Thursday, February 26, 2015

Coal Country Shack






“We got married in a fever, hotter than a pepper sprout...” That was January 15, 1978. I turned 30 eight days later and Carla baked me a cake in our funky antique stove. She was 21 and I whisked her off to a remote shack in the woods near the huge metropolis that is Chauncey, Ohio. Population: no more than a handful of stragglers, left over from when coal money was mainlining into the veins of the local economy. Thirty years prior, the Mill field mine disaster had forced the shutdown of the Sunday Creek Coal Company and put a period at the end of the death sentence for coal mining in that area. Our shack had been built on stilts in a three day frenzy of alcohol and hallucinogenics, or so I'm told. No pluming, no problem. I like outhouses better anyway. You know, sitting among the trees, bird calls and fresh breezes while adding to the pile below, lightly dusting each new contribution with lye... powdered sugar on an inverted chocolate cone. Carla screamed from there one fine Spring day when it seems that a snake had managed to slither up to the top of the pile and get within ass striking range.
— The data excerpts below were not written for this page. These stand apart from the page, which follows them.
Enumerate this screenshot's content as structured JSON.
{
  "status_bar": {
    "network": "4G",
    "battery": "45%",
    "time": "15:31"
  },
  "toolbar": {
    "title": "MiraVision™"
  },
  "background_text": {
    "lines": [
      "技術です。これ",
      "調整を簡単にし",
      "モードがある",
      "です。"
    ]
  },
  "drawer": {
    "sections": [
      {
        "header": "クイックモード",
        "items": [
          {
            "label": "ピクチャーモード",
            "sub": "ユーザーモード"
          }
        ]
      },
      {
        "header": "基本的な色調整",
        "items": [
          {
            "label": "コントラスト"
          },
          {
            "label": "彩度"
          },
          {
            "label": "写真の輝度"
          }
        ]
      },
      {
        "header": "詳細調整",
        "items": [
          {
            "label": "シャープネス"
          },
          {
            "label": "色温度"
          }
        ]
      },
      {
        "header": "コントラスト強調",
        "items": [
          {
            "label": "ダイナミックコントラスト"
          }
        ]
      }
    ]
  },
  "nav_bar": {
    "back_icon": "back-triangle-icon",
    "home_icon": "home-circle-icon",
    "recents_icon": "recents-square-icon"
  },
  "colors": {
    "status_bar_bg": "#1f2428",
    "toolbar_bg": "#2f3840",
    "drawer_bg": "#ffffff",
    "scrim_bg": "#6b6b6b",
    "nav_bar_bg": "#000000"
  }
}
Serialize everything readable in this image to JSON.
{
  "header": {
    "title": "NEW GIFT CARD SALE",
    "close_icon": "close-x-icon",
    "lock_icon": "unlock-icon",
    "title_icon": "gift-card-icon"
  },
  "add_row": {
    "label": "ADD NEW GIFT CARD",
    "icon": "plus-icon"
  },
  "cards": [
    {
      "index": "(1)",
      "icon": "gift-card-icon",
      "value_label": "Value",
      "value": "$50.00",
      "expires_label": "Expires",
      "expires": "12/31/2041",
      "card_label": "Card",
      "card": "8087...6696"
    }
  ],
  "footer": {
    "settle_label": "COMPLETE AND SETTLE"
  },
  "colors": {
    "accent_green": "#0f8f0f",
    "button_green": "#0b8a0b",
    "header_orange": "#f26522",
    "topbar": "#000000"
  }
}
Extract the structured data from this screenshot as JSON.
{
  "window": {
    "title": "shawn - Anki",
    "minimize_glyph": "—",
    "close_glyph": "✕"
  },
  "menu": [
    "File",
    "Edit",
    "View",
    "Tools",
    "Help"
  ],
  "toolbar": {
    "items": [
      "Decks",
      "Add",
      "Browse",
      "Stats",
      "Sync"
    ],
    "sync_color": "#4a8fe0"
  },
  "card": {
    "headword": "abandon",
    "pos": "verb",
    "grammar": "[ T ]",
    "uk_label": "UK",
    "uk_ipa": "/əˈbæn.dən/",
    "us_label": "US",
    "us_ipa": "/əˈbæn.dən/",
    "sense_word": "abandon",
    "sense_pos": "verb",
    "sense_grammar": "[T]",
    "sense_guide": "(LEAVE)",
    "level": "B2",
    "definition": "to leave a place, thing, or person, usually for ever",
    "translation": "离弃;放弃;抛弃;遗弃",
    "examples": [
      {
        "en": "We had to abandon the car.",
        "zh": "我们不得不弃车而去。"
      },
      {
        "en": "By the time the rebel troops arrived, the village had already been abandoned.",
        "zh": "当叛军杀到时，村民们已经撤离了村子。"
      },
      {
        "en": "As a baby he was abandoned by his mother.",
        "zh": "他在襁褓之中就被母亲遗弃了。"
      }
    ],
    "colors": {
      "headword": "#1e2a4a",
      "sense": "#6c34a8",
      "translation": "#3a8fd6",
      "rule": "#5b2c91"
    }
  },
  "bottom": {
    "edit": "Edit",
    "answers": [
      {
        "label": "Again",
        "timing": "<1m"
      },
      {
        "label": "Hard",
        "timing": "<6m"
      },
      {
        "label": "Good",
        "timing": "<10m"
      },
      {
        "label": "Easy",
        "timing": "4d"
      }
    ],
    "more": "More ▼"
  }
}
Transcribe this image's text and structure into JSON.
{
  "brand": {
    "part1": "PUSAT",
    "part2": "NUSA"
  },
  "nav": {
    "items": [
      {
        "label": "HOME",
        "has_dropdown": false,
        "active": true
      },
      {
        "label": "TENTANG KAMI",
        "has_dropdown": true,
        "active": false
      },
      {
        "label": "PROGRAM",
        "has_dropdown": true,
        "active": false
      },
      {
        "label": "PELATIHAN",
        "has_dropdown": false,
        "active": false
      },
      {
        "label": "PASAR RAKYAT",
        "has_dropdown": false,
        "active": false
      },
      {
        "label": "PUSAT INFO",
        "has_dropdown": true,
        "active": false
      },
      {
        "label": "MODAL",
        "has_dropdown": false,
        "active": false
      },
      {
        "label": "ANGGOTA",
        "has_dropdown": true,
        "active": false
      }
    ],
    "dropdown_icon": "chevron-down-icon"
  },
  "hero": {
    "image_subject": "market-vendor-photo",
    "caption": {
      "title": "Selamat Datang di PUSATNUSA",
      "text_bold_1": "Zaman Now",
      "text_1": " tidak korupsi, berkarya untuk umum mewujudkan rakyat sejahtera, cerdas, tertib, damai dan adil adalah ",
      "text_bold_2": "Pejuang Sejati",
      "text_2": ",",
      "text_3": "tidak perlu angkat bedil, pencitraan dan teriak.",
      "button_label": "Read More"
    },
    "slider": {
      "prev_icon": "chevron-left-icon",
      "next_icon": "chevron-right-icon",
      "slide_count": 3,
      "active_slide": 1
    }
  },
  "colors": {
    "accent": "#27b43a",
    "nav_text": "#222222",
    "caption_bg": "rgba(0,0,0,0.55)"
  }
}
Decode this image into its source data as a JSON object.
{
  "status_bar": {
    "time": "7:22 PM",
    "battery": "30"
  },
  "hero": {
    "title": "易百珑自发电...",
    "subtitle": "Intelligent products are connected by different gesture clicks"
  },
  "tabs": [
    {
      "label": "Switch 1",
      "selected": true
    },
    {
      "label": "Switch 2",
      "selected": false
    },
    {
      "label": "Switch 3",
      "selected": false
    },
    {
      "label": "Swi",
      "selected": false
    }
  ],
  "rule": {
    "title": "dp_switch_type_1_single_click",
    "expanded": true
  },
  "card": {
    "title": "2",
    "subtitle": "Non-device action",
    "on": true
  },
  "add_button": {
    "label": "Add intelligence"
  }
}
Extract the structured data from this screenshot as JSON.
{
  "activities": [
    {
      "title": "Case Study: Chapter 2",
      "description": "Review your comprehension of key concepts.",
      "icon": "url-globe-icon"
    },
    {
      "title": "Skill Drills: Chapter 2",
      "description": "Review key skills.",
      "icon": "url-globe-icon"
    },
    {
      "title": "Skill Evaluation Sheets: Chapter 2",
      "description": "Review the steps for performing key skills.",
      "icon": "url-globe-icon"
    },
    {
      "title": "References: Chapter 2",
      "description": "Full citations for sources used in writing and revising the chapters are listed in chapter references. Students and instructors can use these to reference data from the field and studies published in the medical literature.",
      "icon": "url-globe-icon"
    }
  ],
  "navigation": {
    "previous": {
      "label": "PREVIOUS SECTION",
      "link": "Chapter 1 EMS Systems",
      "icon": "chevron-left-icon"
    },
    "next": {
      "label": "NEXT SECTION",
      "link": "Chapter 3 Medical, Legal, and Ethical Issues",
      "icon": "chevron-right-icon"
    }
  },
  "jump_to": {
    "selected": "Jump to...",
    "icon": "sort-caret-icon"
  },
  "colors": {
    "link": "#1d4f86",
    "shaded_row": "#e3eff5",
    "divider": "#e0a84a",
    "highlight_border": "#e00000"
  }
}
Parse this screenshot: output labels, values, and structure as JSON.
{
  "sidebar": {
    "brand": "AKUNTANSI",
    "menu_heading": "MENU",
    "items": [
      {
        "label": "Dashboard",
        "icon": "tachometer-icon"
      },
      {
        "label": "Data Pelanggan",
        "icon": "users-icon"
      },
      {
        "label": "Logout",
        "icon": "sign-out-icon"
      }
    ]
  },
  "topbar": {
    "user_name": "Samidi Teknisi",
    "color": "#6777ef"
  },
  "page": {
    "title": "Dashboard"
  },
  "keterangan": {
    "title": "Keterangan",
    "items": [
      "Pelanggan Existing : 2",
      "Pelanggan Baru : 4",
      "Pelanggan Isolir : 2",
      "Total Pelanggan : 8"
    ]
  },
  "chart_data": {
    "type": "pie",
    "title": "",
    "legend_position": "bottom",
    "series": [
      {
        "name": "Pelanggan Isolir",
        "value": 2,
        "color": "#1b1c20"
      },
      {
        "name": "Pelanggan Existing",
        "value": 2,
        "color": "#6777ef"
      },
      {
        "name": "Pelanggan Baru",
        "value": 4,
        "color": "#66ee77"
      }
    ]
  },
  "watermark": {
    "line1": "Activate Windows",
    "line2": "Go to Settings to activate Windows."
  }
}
Good thing she looked down before she sat down. I quickly went into waste removal mode, no problem. All in all, it was a great year. She did typing at home for The University of Ohio, I went to grad school to study Interpersonal Communications. Mostly though, I studied Carla, and the THC content of various strains of Columbia ganja that I got from my brother. Our dirt driveway was deeply rutted from the tire chains that were standard equipment in the winter. Most cars couldn't make it. Almost no visitors was fine with me, but when the Jehovah Witnesses made it all the way up to our house, their car lumbering and shaking with age and the demanding load of four, very large ladies, they were welcome. As the first Witness put her heavy leg out, planting a too tight shoe and badly swollen ankle on the ground, I went inside to roll them a doobie, just to be hospitable.